For most of the families, the visit will be a high-profile interruption of their desperate vigil as they wait for word from the pile of crushed concrete and bent steel that used to be the homes of their loved ones. For a handful of them, Mr. Biden’s appearance will serve as a kind of grim exclamation point.
Stacie Fang, 54, was the first victim identified in the condo collapse. She was the mother of Jonah Handler, a 15-year-old boy who was pulled alive from the rubble in a dramatic rescue as he begged rescuers, “Please don’t leave me.”
Antonio Lozano, 83, and Gladys Lozano, 79, were confirmed dead by Mr. Lozano’s nephew, Phil Ferro, the chief meteorologist on WSVN Channel 7 in Miami. Mr. Ferro wrote on Instagram: “They were such beautiful people. May they rest in peace.”
Luis Andres Bermudez, 26, lived with his mother, Ana Ortiz, 46, and stepfather, Frank Kleiman, 55. Mr. Bermudez’s father confirmed his son’s death on social media, writing in Spanish: “My Luiyo. You gave me everything … I will miss you all of my life. We’ll see each other soon. I will never leave you alone.”

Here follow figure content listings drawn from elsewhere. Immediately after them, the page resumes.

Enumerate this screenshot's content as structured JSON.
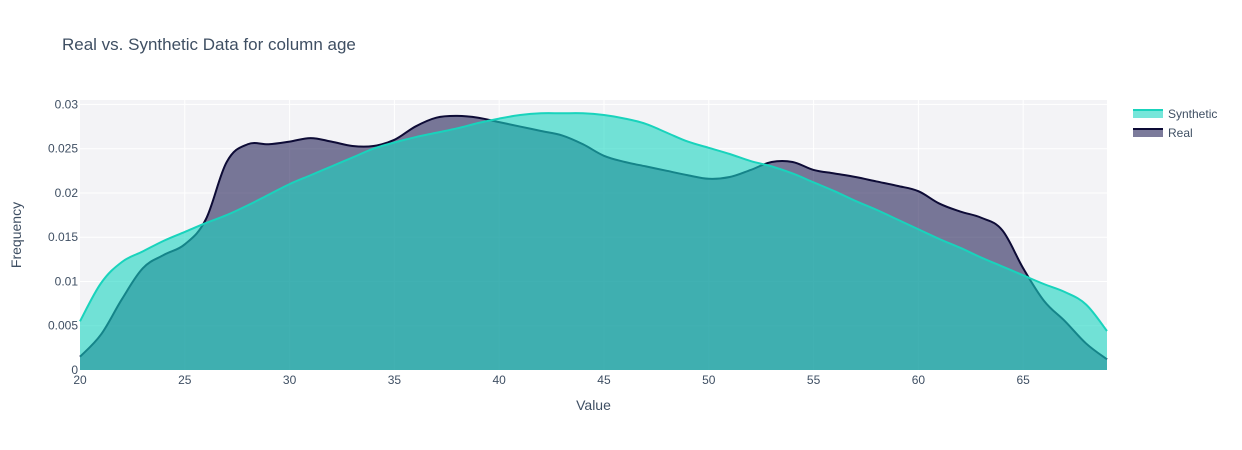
{
  "chart_data": {
    "type": "area",
    "title": "Real vs. Synthetic Data for column age",
    "xlabel": "Value",
    "ylabel": "Frequency",
    "xlim": [
      20,
      69
    ],
    "ylim": [
      0,
      0.0305
    ],
    "x_ticks": [
      20,
      25,
      30,
      35,
      40,
      45,
      50,
      55,
      60,
      65
    ],
    "y_ticks": [
      0,
      0.005,
      0.01,
      0.015,
      0.02,
      0.025,
      0.03
    ],
    "y_tick_labels": [
      "0",
      "0.005",
      "0.01",
      "0.015",
      "0.02",
      "0.025",
      "0.03"
    ],
    "grid": true,
    "legend_position": "top-right",
    "series": [
      {
        "name": "Real",
        "line_color": "#0d0b36",
        "fill_color": "rgba(30, 28, 82, 0.58)",
        "x": [
          20,
          21,
          22,
          23,
          24,
          25,
          26,
          27,
          28,
          29,
          30,
          31,
          32,
          33,
          34,
          35,
          36,
          37,
          38,
          39,
          40,
          41,
          42,
          43,
          44,
          45,
          46,
          47,
          48,
          49,
          50,
          51,
          52,
          53,
          54,
          55,
          56,
          57,
          58,
          59,
          60,
          61,
          62,
          63,
          64,
          65,
          66,
          67,
          68,
          69
        ],
        "y": [
          0.0015,
          0.004,
          0.008,
          0.0115,
          0.013,
          0.0142,
          0.017,
          0.0235,
          0.0255,
          0.0255,
          0.0258,
          0.0262,
          0.0258,
          0.0253,
          0.0253,
          0.026,
          0.0275,
          0.0285,
          0.0287,
          0.0285,
          0.028,
          0.0275,
          0.027,
          0.0265,
          0.0255,
          0.0242,
          0.0235,
          0.023,
          0.0225,
          0.022,
          0.0216,
          0.0218,
          0.0226,
          0.0235,
          0.0235,
          0.0226,
          0.0222,
          0.0218,
          0.0213,
          0.0208,
          0.0202,
          0.0188,
          0.0179,
          0.0172,
          0.0158,
          0.0115,
          0.0078,
          0.0055,
          0.003,
          0.0012
        ]
      },
      {
        "name": "Synthetic",
        "line_color": "#19d3bc",
        "fill_color": "rgba(27, 214, 193, 0.60)",
        "x": [
          20,
          21,
          22,
          23,
          24,
          25,
          26,
          27,
          28,
          29,
          30,
          31,
          32,
          33,
          34,
          35,
          36,
          37,
          38,
          39,
          40,
          41,
          42,
          43,
          44,
          45,
          46,
          47,
          48,
          49,
          50,
          51,
          52,
          53,
          54,
          55,
          56,
          57,
          58,
          59,
          60,
          61,
          62,
          63,
          64,
          65,
          66,
          67,
          68,
          69
        ],
        "y": [
          0.0055,
          0.0098,
          0.0122,
          0.0134,
          0.0146,
          0.0156,
          0.0166,
          0.0175,
          0.0186,
          0.0198,
          0.021,
          0.022,
          0.023,
          0.024,
          0.025,
          0.0257,
          0.0263,
          0.0268,
          0.0273,
          0.0279,
          0.0284,
          0.0288,
          0.029,
          0.029,
          0.029,
          0.0288,
          0.0284,
          0.0278,
          0.0268,
          0.0258,
          0.0251,
          0.0244,
          0.0236,
          0.023,
          0.0222,
          0.0212,
          0.0202,
          0.0191,
          0.0181,
          0.017,
          0.0159,
          0.0148,
          0.0138,
          0.0127,
          0.0117,
          0.0107,
          0.0097,
          0.0088,
          0.0074,
          0.0044
        ]
      }
    ],
    "legend_order": [
      "Synthetic",
      "Real"
    ]
  }
}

Manuel LaFont, 54, was a businessman who worked with Latin American companies. His former wife, Adriana LaFont, described him as “the best dad.” Mr. LaFont’s son, 10, and daughter, 13, were with Ms. LaFont when the building collapsed.
Leon Oliwkowicz, 80, and Cristina Beatriz Elvira, 74, were from Venezuela and had recently moved to Surfside, according to Chabadinfo.com, which said they were active in the Orthodox Jewish community in greater Chicago, where one of their daughters lives.
Marcus Joseph Guara, 52, lived with his wife, Ana, who remains missing, and their two daughters, Lucia Guara, 10, and Emma Guara, 4, who were pronounced dead. He was remembered as a kind and generous man, a godfather to twins and a fan of hard rock music.
Hilda Noriega, 92, was a longtime resident of Champlain Towers South who enjoyed traveling and whose family described her “unconditional love.” Hours before the collapse, she attended a celebration with relatives.
Michael David Altman, 50, came from Costa Rica to the United States as a child, and was an avid racquetball player as a youth. “He was a warm man. He conquered a lot of obstacles in his life, and always came out on top,” his son, Nicholas, told The Miami Herald.
Also killed in the collapse were Anaely Rodriguez, 42, and Andreas Giannitsopoulos, 21.